From f3331bf81f32077f558bb61c5de7a370da0e697c Mon Sep 17 00:00:00 2001
From: Jamie Gilbert <jamie.gilbert@azimov.co.uk>
Date: Mon, 18 May 2026 16:55:47 -0700
Subject: [PATCH 5/5] More fixes from PR feedback

---
 circe/execution/engine/custom_era.py | 4 ++--
 1 file changed, 2 insertions(+), 2 deletions(-)
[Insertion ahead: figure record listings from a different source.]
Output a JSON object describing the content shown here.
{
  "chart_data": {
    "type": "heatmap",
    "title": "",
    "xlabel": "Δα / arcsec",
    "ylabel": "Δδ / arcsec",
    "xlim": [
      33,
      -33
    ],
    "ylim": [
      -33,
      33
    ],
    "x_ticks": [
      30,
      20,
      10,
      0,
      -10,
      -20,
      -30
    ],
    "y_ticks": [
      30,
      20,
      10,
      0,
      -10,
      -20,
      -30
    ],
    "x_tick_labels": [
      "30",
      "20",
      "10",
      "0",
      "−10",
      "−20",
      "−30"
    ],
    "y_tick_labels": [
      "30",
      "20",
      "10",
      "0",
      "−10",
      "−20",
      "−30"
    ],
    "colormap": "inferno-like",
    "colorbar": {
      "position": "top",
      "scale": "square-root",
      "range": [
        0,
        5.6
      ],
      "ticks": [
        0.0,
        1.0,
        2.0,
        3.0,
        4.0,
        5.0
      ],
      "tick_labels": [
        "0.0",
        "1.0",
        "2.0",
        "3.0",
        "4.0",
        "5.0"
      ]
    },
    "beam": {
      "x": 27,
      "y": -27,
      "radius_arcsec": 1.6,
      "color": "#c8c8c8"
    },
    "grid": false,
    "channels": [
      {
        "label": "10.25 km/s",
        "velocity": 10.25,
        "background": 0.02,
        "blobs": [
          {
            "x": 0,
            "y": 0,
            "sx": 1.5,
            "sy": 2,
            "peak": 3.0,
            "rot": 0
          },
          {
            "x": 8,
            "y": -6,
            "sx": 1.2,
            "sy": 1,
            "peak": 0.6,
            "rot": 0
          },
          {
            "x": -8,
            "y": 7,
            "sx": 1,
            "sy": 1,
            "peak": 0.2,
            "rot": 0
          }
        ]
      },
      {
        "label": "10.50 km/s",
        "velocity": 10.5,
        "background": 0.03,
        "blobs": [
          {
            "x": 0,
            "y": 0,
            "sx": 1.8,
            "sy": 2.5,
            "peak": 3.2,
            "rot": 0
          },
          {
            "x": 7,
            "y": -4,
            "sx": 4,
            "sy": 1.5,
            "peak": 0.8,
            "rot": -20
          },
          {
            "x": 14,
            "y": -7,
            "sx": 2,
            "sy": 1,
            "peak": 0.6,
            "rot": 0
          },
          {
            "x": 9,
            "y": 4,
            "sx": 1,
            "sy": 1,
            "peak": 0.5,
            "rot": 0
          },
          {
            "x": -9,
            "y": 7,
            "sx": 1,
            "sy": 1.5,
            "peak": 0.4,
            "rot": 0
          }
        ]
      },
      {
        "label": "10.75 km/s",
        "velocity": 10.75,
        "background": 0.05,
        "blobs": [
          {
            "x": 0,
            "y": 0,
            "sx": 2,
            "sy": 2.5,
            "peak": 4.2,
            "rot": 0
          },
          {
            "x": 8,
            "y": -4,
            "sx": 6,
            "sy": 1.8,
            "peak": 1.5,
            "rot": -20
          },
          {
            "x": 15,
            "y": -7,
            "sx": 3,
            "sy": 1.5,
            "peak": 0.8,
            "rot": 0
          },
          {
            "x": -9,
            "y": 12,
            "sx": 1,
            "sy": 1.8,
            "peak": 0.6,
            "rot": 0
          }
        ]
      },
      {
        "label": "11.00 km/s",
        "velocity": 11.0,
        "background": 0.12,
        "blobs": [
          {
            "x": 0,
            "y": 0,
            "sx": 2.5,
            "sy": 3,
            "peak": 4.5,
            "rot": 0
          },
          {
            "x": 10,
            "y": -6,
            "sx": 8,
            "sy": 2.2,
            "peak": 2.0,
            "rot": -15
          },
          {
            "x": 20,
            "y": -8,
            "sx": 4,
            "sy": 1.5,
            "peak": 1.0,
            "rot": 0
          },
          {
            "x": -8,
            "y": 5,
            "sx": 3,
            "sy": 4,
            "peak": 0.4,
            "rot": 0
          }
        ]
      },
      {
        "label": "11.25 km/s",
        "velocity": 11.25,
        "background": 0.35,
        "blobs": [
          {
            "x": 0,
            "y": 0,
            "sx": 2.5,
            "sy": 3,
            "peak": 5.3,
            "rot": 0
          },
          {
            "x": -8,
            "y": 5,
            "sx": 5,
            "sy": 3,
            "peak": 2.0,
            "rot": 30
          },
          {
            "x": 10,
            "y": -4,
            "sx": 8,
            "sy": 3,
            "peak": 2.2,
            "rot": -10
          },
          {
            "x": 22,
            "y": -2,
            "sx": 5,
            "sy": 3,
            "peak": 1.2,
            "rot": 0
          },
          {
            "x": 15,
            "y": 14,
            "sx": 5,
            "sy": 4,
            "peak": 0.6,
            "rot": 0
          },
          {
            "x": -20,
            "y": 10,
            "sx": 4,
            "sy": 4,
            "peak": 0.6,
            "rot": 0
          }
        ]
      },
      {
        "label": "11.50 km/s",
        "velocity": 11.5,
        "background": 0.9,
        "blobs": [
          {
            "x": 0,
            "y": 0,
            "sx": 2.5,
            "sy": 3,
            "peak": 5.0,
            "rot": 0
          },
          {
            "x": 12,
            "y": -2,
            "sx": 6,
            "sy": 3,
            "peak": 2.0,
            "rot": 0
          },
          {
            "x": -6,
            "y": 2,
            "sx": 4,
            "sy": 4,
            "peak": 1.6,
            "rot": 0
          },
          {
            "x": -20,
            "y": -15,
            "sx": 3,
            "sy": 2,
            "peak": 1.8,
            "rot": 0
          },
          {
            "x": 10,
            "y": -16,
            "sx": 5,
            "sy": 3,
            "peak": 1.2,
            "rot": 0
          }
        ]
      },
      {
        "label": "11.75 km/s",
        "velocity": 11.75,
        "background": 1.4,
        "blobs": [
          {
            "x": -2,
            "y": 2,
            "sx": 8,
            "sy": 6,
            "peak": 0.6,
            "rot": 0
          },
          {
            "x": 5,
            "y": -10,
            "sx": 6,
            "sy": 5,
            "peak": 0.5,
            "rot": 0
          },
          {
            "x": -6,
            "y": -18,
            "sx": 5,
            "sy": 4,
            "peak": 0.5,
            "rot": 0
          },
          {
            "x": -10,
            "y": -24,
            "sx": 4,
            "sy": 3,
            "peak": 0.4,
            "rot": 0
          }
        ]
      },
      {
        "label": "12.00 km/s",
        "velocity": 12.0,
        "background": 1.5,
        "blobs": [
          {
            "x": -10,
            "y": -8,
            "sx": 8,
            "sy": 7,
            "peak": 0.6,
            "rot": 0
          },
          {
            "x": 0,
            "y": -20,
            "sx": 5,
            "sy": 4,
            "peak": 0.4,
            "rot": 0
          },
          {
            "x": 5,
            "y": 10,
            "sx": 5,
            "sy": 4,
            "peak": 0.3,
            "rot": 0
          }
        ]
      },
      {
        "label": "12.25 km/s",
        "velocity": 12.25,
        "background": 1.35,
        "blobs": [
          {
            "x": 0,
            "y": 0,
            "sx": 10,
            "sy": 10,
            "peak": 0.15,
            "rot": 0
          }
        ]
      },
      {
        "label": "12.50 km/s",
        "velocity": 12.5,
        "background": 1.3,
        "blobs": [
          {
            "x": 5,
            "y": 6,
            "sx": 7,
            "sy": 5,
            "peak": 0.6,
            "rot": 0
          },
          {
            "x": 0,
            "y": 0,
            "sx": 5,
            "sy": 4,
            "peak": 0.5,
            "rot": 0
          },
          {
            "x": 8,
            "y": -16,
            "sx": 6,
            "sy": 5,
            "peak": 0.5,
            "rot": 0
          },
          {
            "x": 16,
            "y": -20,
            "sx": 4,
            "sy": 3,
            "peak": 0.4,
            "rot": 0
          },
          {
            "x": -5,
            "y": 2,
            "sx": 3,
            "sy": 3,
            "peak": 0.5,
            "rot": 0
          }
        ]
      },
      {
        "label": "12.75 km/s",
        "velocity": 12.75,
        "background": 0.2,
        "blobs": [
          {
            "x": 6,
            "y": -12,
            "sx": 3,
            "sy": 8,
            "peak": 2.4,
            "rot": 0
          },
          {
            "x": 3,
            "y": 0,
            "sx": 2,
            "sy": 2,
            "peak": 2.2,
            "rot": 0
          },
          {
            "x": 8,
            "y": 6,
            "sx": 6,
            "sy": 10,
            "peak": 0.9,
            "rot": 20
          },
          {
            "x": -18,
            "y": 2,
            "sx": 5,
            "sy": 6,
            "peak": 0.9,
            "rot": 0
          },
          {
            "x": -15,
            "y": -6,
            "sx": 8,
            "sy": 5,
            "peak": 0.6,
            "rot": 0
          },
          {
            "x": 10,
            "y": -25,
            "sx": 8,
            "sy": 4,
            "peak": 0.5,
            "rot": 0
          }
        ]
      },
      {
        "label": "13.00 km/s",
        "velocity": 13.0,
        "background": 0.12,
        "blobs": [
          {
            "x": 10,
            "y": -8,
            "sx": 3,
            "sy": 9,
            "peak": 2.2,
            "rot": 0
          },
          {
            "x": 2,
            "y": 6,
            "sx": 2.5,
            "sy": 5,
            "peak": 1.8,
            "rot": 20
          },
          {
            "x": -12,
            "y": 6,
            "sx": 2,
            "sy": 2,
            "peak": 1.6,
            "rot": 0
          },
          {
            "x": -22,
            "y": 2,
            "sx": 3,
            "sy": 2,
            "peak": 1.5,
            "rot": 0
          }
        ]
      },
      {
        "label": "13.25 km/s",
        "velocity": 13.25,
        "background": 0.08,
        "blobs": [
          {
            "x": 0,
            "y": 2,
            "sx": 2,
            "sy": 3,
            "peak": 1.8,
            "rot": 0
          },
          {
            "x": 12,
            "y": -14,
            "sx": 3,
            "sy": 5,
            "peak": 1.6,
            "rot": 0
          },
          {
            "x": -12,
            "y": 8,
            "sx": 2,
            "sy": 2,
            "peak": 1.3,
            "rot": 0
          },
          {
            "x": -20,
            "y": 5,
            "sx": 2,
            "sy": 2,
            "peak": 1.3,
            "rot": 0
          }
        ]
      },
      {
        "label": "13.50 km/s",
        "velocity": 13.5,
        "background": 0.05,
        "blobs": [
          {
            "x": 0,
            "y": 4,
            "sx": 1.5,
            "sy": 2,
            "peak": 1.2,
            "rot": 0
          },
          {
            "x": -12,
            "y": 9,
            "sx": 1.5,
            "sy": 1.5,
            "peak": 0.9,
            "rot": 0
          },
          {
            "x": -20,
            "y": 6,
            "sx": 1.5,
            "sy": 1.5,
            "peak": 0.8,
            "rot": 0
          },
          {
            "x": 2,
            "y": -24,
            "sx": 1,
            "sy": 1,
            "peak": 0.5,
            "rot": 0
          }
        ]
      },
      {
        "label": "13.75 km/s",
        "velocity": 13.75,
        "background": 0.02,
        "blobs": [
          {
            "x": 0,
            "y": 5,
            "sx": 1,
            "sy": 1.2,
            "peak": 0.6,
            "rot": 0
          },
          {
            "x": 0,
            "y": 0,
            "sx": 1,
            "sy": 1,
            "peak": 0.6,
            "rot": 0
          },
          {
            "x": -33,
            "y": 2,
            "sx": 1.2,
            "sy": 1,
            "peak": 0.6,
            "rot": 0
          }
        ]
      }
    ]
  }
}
diff --git a/circe/execution/engine/custom_era.py b/circe/execution/engine/custom_era.py
index 8a805236..7e69db7b 100644
--- a/circe/execution/engine/custom_era.py
+++ b/circe/execution/engine/custom_era.py
@@ -96,7 +96,7 @@ def compute_drug_eras(
     de = ctx.table("drug_exposure")
     if cohort_person_ids is not None:
         de = de.semi_join(
-            cohort_person_ids.select(cohort_person_ids.person_id).distinct(),
+            cohort_person_ids,
             predicates=[de.person_id == cohort_person_ids.person_id],
         )
 
@@ -157,7 +157,7 @@ def apply_custom_era_strategy(events, strategy, ctx):
 
     event_window = ibis.window(
         group_by=[joined.person_id, joined.event_id],
-        order_by=[joined.era_end_date.desc()],
+        order_by=[joined.era_end_date.asc()],
     )
     ranked = joined.mutate(_rn=ibis.row_number().over(event_window))
     one_per_event = ranked.filter(ranked._rn == 0)